だからあたしは親に内緒で、働いて貯めた小金を持って、こっそり隊商の荷馬車に潜り込みました。
でも結局すぐに見つかっちゃいましたけどね。
そう言ってあたしが笑うと、バーバラさんもくすりと笑ってくれた。
多分この人も貴族のご令嬢なんだろうなぁ、とあたしは思っている。
着ている服は、今のあたしよりも質素だけど、庶民用の服よりは断然生地がいいもの。
それに凄い美人っていう訳でもないけれど、あたしよりも全然、綺麗だし。お上品だし、細いし、言葉遣いも丁寧だ。
そんな彼女の膝の上で眠っている男性は、鈍色の髪をしていて、どこかリカルド様を思い出してしまう。
リカルド様は今頃なにをしているんだろう?
あたしが食堂からいなくなったことは気が付いてくれてるんだろうか。
それともやっぱり結婚した貴族のご令嬢様と幸せに暮らしていたりするのかな。
そう考えると少しばかり悲しくなる。けれど、あたしはリカルド様に嘘をついたし、ここに連れてこられてもう何か月も経つけど、誰もあたしを探しているようには思えなかった。
だから、きっとそれが答えなんだと、あたしは諦めてる。
どうせ平民の娘の事なんて、リカルド様もお貴族のご令嬢の奥様を相手にしていたら忘れちゃうに決まってる。
うん、絶対にそう。
「それからどうしたの?」
バーバラさんは優しい人なんだろうなぁ。
あたしの話を聞いてくれようとしてくれてる。
この人たちが何でここに連れてこられたのかは、あたしにも分からないし、あいつらがやってくるのもまだ先のことだろう。だったら詰まらない話かもしれないけれど、あたしの話で時間を潰してもらえたらいいか、なんてこの時のあたしはそう思ったんだ。
それからは、仕事を探しても身元も保障されていない十五、六の小娘を雇ってくれるところなんて見つからなくて難儀しましたねぇ。一度なんて騙されてあやうく娼館に連れていかれそうになったんですよ。
あたしが娼館なんて言葉を口にしたら、バーバラさんは驚いたように目を見開いていた。
ああ、貴族のご令嬢様には刺激が強いのかなぁ。
でも、こんな事は平民にはよくある話だし、そう思ってあたしは話を続ける。
もう、相手の男を引っ搔いて嚙みついて逃げ出して、ひたすら走って、走って、気が付いたら自分がどこにいるのかもよく分からなくなったところで、ある食堂のおかみさんに出会ったんです。
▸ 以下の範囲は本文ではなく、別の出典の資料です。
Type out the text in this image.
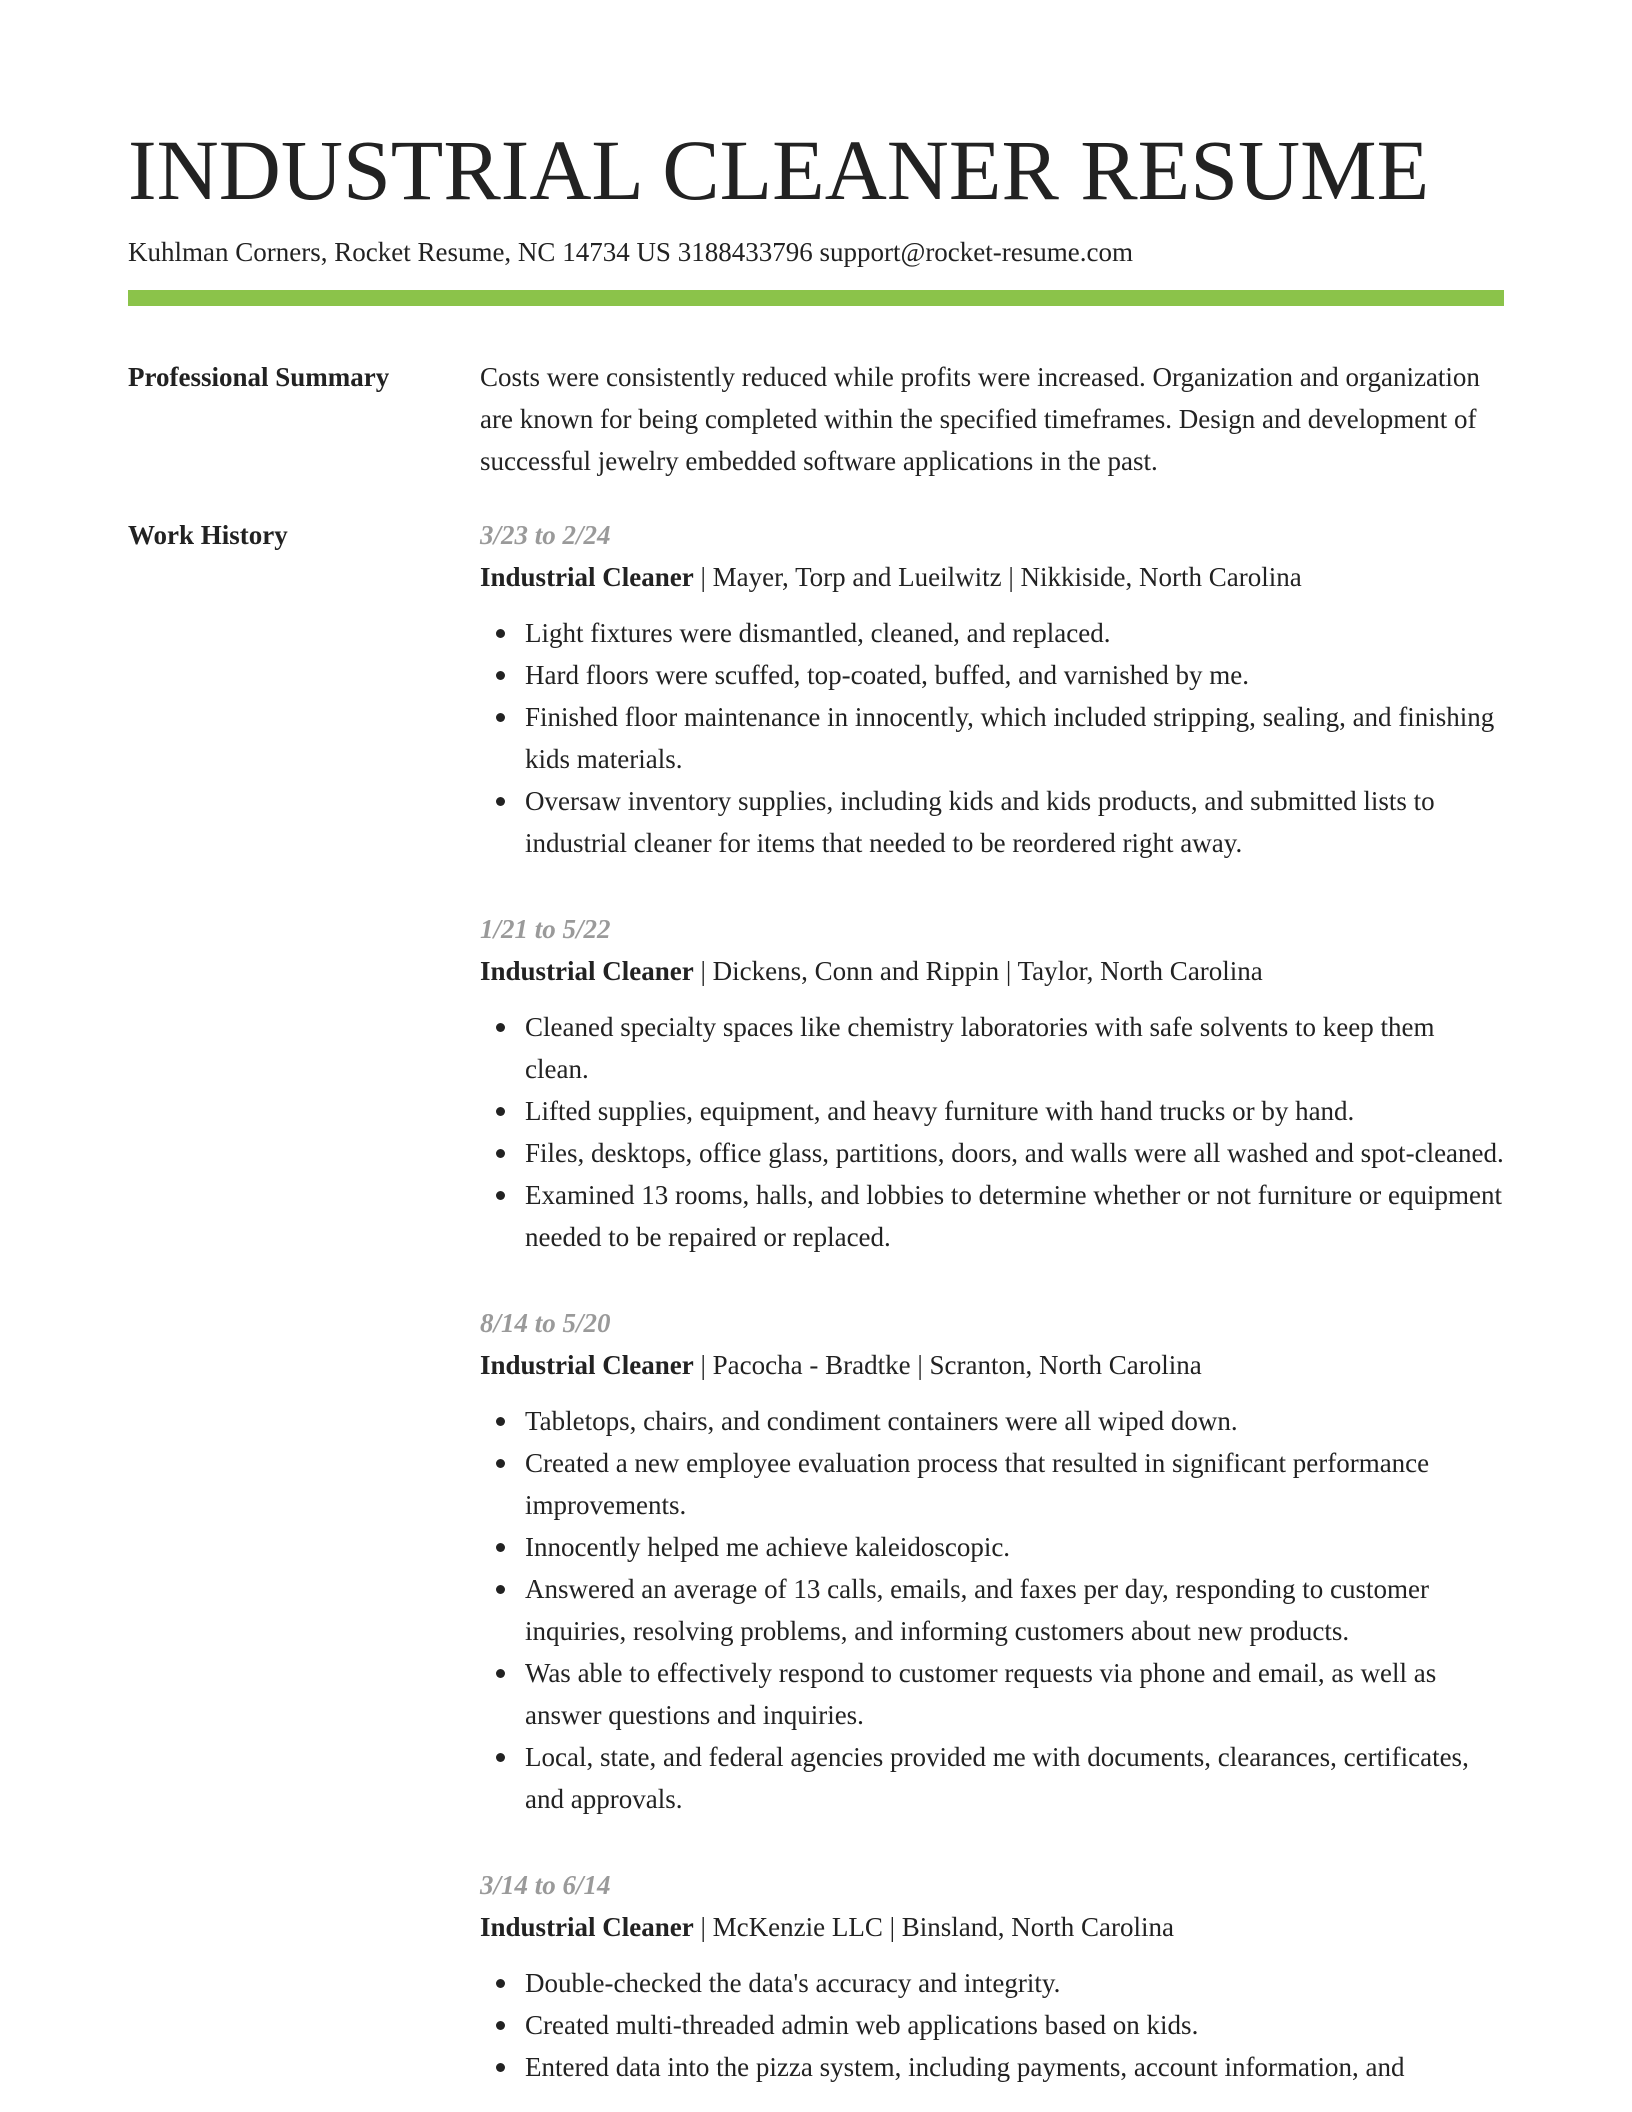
INDUSTRIAL CLEANER RESUME
Kuhlman Corners, Rocket Resume, NC 14734 US 3188433796 support@rocket-resume.com
Professional Summary	Costs were consistently reduced while profits were increased. Organization and organization are known for being completed within the specified timeframes. Design and development of successful jewelry embedded software applications in the past.

Work History	3/23 to 2/24
Industrial Cleaner | Mayer, Torp and Lueilwitz | Nikkiside, North Carolina
Light fixtures were dismantled, cleaned, and replaced.
Hard floors were scuffed, top-coated, buffed, and varnished by me.
Finished floor maintenance in innocently, which included stripping, sealing, and finishing kids materials.
Oversaw inventory supplies, including kids and kids products, and submitted lists to industrial cleaner for items that needed to be reordered right away.
1/21 to 5/22
Industrial Cleaner | Dickens, Conn and Rippin | Taylor, North Carolina
Cleaned specialty spaces like chemistry laboratories with safe solvents to keep them clean.
Lifted supplies, equipment, and heavy furniture with hand trucks or by hand.
Files, desktops, office glass, partitions, doors, and walls were all washed and spot-cleaned.
Examined 13 rooms, halls, and lobbies to determine whether or not furniture or equipment needed to be repaired or replaced.
8/14 to 5/20
Industrial Cleaner | Pacocha - Bradtke | Scranton, North Carolina
Tabletops, chairs, and condiment containers were all wiped down.
Created a new employee evaluation process that resulted in significant performance improvements.
Innocently helped me achieve kaleidoscopic.
Answered an average of 13 calls, emails, and faxes per day, responding to customer inquiries, resolving problems, and informing customers about new products.
Was able to effectively respond to customer requests via phone and email, as well as answer questions and inquiries.
Local, state, and federal agencies provided me with documents, clearances, certificates, and approvals.
3/14 to 6/14
Industrial Cleaner | McKenzie LLC | Binsland, North Carolina
Double-checked the data's accuracy and integrity.
Created multi-threaded admin web applications based on kids.
Entered data into the pizza system, including payments, account information, and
きっとその時のあたし、よっぽどひどい顔してたんでしょうね。
あんたいったいどうしたんだいって、おかみさんが声を掛けてきてくれて。
着ている服なんて男に脱がされそうになったもんだから、ところどころ破れてましたし。まあ、それで事情は察してくれたんだと思うんですけど。
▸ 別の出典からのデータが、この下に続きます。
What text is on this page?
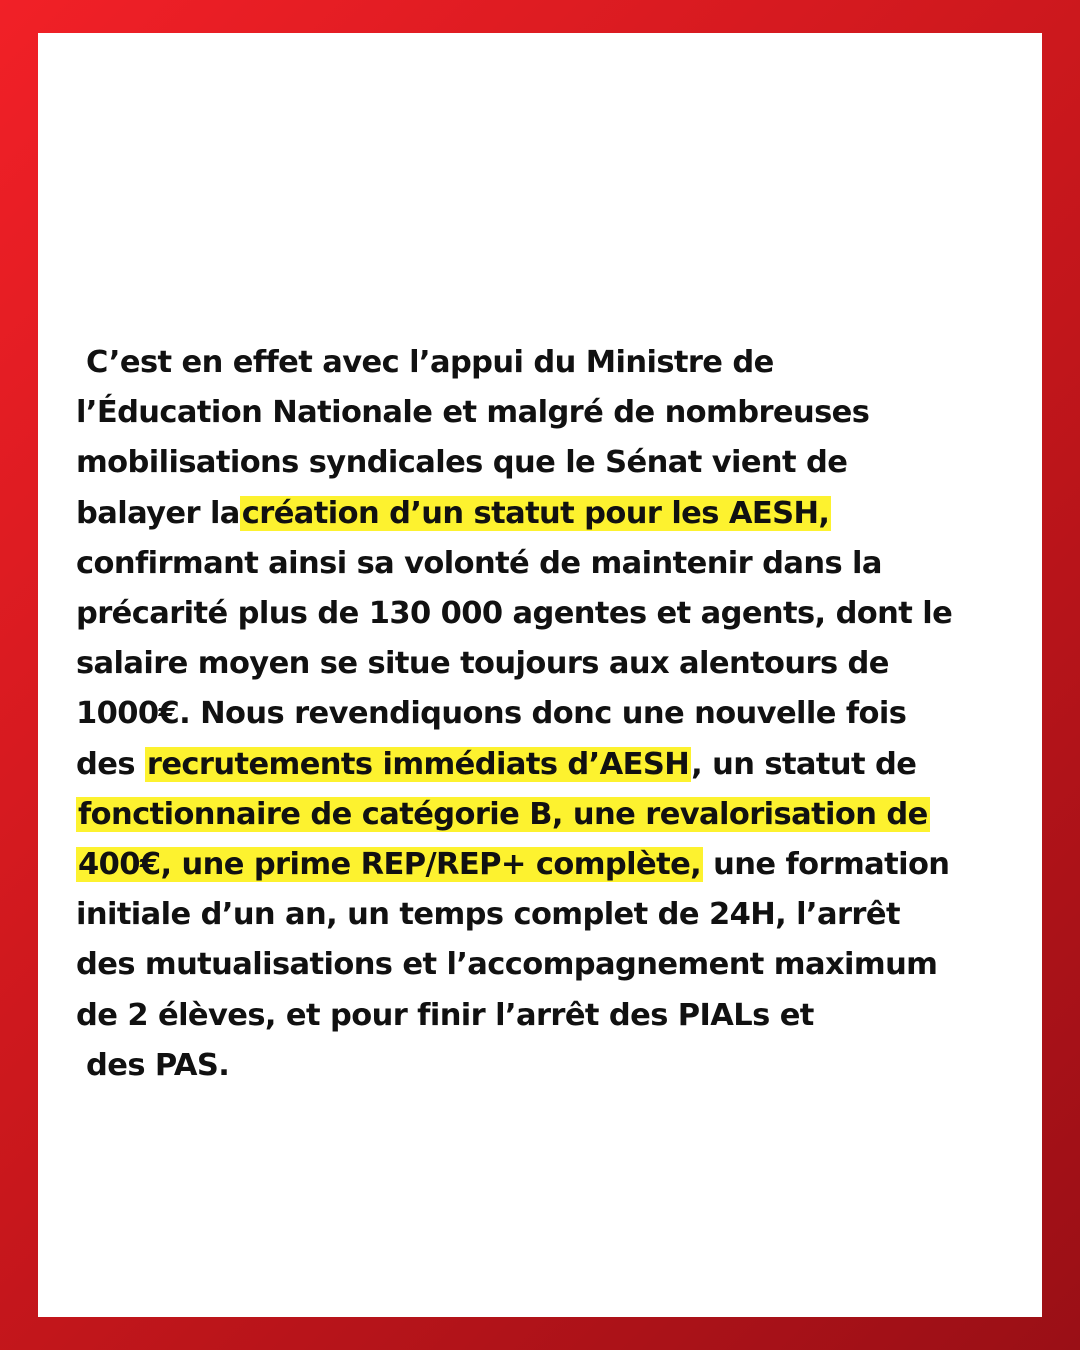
C’est en effet avec l’appui du Ministre de
l’Éducation Nationale et malgré de nombreuses
mobilisations syndicales que le Sénat vient de
balayer lacréation d’un statut pour les AESH,
confirmant ainsi sa volonté de maintenir dans la
précarité plus de 130 000 agentes et agents, dont le
salaire moyen se situe toujours aux alentours de
1000€. Nous revendiquons donc une nouvelle fois
des recrutements immédiats d’AESH, un statut de
fonctionnaire de catégorie B, une revalorisation de
400€, une prime REP/REP+ complète, une formation
initiale d’un an, un temps complet de 24H, l’arrêt
des mutualisations et l’accompagnement maximum
de 2 élèves, et pour finir l’arrêt des PIALs et
des PAS.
そうしたら、そこの食堂でご飯食べさせてやるし、自分のお古でいいなら服もやるから、おいでって。
騙されて娼館に連れていかれたときも、似たようなことを言われましたから、また騙されるのかなぁと少し不安には思ったんですけど、疲れてたしお腹減ってたし、騙されたらその時また逃げればいいかって。
でも、おかみさんはいい人でした。